Sung was annoyed. “Do not assume I am Russian, Major. We help our soldiers as we are able. Once the attack begins, they will no longer notice the cold.”
“Can’t you at least provide them with boots?”
Sung paced slowly, a hard breeze ripping into his furry coat. He tried to hide the effect of that, said, “You are supposed to observe, not criticize. The footwear we use is meant for stealth. It is one of the few advantages we have, the ability to approach our enemies discreetly, to attack at night at close range. The soldiers know that. They are prepared to do what we must do to prevail. We do not have the luxury of fine radios, and so we must communicate with sound, with the bugles and cymbals and whistles. Every regimental commander has his own signals, and his men have been trained to recognize that. I should not have to provide you a lesson in tactics.”
He was angry now, watched as Orlov retrieved the bottle again. He tried to keep Orlov’s observations at a distance, knew of the horrors of the field hospitals. In the past he had visited them often, comforting wounded men, offering them the gratitude befitting their heroics. But there were no heroics now, not yet, every man crippled by the cold just one more bullet lost, reducing the strength of Sung’s army.
“Are you concerned about the prisoners? I heard your General Chao. You seemed to dismiss his concerns about losing a few men to the Americans. I would be concerned about intelligence, that the Americans might gain some valuable information.”
“I am not concerned at all. For weeks now we have lost prisoners. This is a proud army, and pride compels men to boast of all they know. How has that changed this fight? I have twelve divisions in these mountains. I outnumber my enemy by a factor of five to one, perhaps more. If the Americans are aware of that, why do they come? They must believe that we are a mirage, an army of ghosts.”
“Or, they believe it doesn’t matter how many men you have. The Americans in particular, they believe they are invincible.”

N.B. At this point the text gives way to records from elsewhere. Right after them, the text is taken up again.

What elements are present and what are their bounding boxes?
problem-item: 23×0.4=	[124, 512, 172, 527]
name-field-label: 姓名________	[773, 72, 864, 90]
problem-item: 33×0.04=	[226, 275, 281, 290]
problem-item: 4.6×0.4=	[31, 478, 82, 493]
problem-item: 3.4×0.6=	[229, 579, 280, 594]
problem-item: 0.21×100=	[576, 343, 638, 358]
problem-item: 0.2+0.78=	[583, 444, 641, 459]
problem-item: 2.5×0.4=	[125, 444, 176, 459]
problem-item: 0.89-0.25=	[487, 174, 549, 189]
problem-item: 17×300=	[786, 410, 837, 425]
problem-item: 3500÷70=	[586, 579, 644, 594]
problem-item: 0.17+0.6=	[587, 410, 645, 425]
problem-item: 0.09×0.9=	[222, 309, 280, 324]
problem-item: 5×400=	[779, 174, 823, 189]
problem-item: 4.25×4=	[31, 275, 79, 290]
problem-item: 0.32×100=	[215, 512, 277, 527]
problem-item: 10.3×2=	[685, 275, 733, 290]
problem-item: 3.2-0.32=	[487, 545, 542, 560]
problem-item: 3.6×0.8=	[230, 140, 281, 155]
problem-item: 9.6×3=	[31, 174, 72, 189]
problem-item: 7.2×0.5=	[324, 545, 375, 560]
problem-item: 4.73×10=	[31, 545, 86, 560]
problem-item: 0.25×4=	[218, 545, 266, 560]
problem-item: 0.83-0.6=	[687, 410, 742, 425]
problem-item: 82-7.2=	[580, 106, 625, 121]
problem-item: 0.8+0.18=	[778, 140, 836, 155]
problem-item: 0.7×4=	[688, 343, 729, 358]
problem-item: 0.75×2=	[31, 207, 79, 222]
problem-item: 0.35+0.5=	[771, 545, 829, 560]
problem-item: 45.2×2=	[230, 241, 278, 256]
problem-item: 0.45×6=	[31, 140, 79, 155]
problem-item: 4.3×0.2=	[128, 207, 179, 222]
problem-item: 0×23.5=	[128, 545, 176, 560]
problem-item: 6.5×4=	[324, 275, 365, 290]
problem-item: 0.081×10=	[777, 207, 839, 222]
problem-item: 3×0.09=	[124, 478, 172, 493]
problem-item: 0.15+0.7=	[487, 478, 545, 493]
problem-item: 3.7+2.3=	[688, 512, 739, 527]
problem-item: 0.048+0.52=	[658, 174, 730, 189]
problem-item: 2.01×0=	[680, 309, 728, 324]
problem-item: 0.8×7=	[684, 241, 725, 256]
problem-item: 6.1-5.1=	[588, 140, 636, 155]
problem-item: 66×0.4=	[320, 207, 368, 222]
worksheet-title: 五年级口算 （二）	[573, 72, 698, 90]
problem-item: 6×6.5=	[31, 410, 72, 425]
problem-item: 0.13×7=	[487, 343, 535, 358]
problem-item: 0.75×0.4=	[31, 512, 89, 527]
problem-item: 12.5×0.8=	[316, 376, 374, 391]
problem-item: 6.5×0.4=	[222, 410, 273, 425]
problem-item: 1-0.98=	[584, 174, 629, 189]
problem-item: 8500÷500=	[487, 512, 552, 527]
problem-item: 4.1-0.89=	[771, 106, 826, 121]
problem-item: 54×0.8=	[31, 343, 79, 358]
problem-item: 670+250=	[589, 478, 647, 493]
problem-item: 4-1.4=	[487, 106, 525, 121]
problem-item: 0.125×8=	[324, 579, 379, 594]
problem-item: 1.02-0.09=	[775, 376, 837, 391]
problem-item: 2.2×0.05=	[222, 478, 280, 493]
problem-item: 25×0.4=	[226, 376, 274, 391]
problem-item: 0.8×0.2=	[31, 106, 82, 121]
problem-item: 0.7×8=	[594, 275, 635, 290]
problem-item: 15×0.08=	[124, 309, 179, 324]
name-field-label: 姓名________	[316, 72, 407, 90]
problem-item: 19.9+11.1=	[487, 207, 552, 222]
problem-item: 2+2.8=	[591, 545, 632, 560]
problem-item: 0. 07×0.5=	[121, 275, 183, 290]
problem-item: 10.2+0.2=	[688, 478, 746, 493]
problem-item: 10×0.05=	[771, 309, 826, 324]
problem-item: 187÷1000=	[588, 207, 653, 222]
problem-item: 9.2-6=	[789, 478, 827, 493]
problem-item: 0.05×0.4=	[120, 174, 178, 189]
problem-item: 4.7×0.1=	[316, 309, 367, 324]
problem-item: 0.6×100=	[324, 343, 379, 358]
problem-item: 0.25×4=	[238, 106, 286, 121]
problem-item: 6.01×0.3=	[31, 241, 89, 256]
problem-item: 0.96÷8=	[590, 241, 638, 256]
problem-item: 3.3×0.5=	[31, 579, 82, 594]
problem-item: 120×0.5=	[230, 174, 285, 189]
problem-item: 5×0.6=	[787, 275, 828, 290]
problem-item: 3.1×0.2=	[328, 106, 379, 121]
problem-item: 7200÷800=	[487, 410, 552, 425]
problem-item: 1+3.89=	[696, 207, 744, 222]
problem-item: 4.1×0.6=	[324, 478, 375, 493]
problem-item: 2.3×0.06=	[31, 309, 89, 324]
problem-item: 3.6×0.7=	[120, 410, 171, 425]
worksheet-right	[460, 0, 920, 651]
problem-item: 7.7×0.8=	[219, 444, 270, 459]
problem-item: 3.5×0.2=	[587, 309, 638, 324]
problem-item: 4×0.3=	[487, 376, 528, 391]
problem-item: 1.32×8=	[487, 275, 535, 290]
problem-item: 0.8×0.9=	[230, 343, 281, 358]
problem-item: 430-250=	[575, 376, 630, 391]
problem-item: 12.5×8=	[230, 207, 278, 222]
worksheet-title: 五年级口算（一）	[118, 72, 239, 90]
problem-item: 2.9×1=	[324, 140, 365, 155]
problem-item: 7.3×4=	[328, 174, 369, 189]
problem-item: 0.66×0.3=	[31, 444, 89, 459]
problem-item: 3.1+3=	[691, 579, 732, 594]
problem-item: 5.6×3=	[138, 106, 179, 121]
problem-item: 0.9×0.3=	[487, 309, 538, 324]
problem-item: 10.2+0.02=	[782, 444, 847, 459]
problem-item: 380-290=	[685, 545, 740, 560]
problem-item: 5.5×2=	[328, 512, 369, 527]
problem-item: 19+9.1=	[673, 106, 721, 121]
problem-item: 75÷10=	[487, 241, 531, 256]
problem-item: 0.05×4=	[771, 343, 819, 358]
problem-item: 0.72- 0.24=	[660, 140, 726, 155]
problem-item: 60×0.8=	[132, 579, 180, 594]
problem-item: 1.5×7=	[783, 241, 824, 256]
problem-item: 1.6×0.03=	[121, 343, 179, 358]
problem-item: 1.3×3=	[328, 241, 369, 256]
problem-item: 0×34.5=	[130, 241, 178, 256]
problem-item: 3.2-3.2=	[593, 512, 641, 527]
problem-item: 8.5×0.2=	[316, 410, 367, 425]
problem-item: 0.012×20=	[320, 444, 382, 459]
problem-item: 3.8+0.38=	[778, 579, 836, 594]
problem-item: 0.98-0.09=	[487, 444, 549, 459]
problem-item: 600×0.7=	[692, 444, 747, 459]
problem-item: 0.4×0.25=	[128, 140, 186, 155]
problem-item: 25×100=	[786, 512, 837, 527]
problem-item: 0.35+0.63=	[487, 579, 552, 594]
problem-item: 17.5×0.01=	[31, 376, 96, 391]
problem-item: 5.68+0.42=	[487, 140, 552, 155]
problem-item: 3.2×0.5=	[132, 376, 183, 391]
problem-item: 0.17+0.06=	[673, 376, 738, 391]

Sung nodded. “Precisely. And tonight we shall prove to them that ghosts can kill, and that the confidence of their generals is a sad mistake.”
CHAPTER TWENTY-ONE

Riley
HAGARU-RI—NOVEMBER 27, 1950
FOR THE PAST FEW DAYS, the Chinese seemed to wake up, slipping closer, the skirmishes more intense. An even greater concern was the occupation of a tall hill a short mile up the road toward their next objective, Yudam-ni. It had fallen on Baker Company to push the Chinese away from the vantage point that could have decimated any convoy attempting to travel up the main supply road. After a sharp and brief fight, the Marines gained control of the hill, the Chinese then doing what they had done all along. They disappeared.
Even before Thanksgiving, the orders had come from Litzenberg that once Baker Company had secured the big hill, more of the Seventh would move up that way, advancing northward along the west side of the reservoir. But the orders continued to come, more men from the Fifth moving out that way as well, no one explaining to the men of Fox Company just what those men had been ordered to do. For now the mission of Fox Company had not changed, instructions to serve as a security force. As was typical, the griping came, assumptions that Fox was being punished for some indiscretion, or worse, that Captain Barber himself had asked to have his men passed over for any of the more important tasks. Riley had no idea what to believe, and like the others, he knew only what the officers told him. But even Lieutenant McCarthy was grumbling, low comments suspicious of the captain.
The orders finally came for Fox to follow in the tracks of the others, but still, no one above them offered any satisfactory explanation as to just where they were supposed to go. The scuttlebutt only grew louder when the men observed Captain Barber and the battalion commander, Colonel Lockwood, moving out in a lone jeep, what McCarthy told them was a scouting mission, though the men still grumbled that no one was sure just what the officers were scouting.